How to Create Unity from Uniqueness in Your Marriage

One day when our girls were very young, I came home from work to find Debbie visibly exhausted and frazzled. The kids had completely worn her out. When I asked her how she was doing, she responded by saying, “The kids are still alive, so I’ve done my job!”

That frustrated little comment sent me into instant “fix-it” mode. “Well, what do we need to do? Should we put the kids in daycare? Should we hire someone to watch them? What about boarding school? Should we try that?!” I had totally missed her point.

Debbie wasn’t looking for me to fix it. She wasn’t looking for my solutions, she was looking for my shoulder to cry on.  She just needed me to listen to her, commiserate with her, and give her comfort.

Nowadays when she approaches me with an issue, she’ll let me know upfront, “Now, I’m going to tell you something, and I don’t want you to fix it!” I sincerely appreciate the preface as it helps me know how to respond.

This story underscores the dramatic way in which God created the two sexes so uniquely different, with different abilities, different needs, and different ways of processing the world around us. But why the marked differences? God made men and women different so He could make them one!

In Genesis 2:23, Adam meets Eve for the very first time, and he is excited! He exclaims, “This is now bone of my bones, and flesh of my flesh; she shall be called Woman, because she was taken out of Man.”

To put this verse in the vernacular, Adam said, “Wow! This is it, God.

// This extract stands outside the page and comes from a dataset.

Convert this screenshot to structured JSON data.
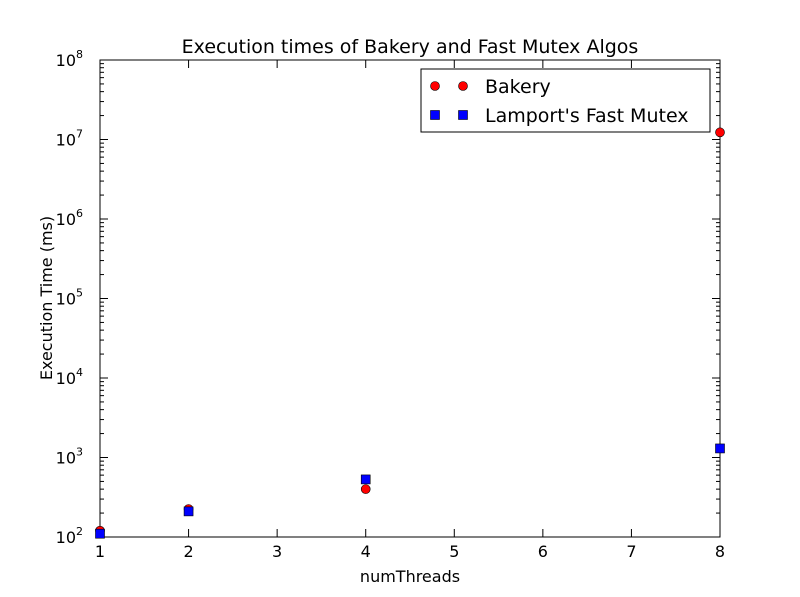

This is my Mrs. Adam, the one I was looking for and longing for. She is like me … but not like me. She is the greatest companion I could ever imagine!”

I think the great philosopher Rocky Balboa described this relationship perfectly. He was asked why he was attracted to his future wife, Adrian. Rocky said, “She’s got gaps. I’ve got gaps. Together, we fill gaps.” Well said, Italian Stallion!

You see, God made men with gaps … and He made women with gaps. But when a man and woman come together, they fill those gaps.

My life was pretty good before I met Debbie. However, after I met her, it became very good.  She brings so much joy … so much fun … and so much love and beauty to my life. She’s so different from me. But we come together and fill those gaps. I help her, she helps me—and that’s what marriage is all about. We are much stronger together than we could ever be apart.

So don’t worry that you’re so different from your spouse or significant other. Let those differences fill each other’s gaps as you turn your uniqueness into unity!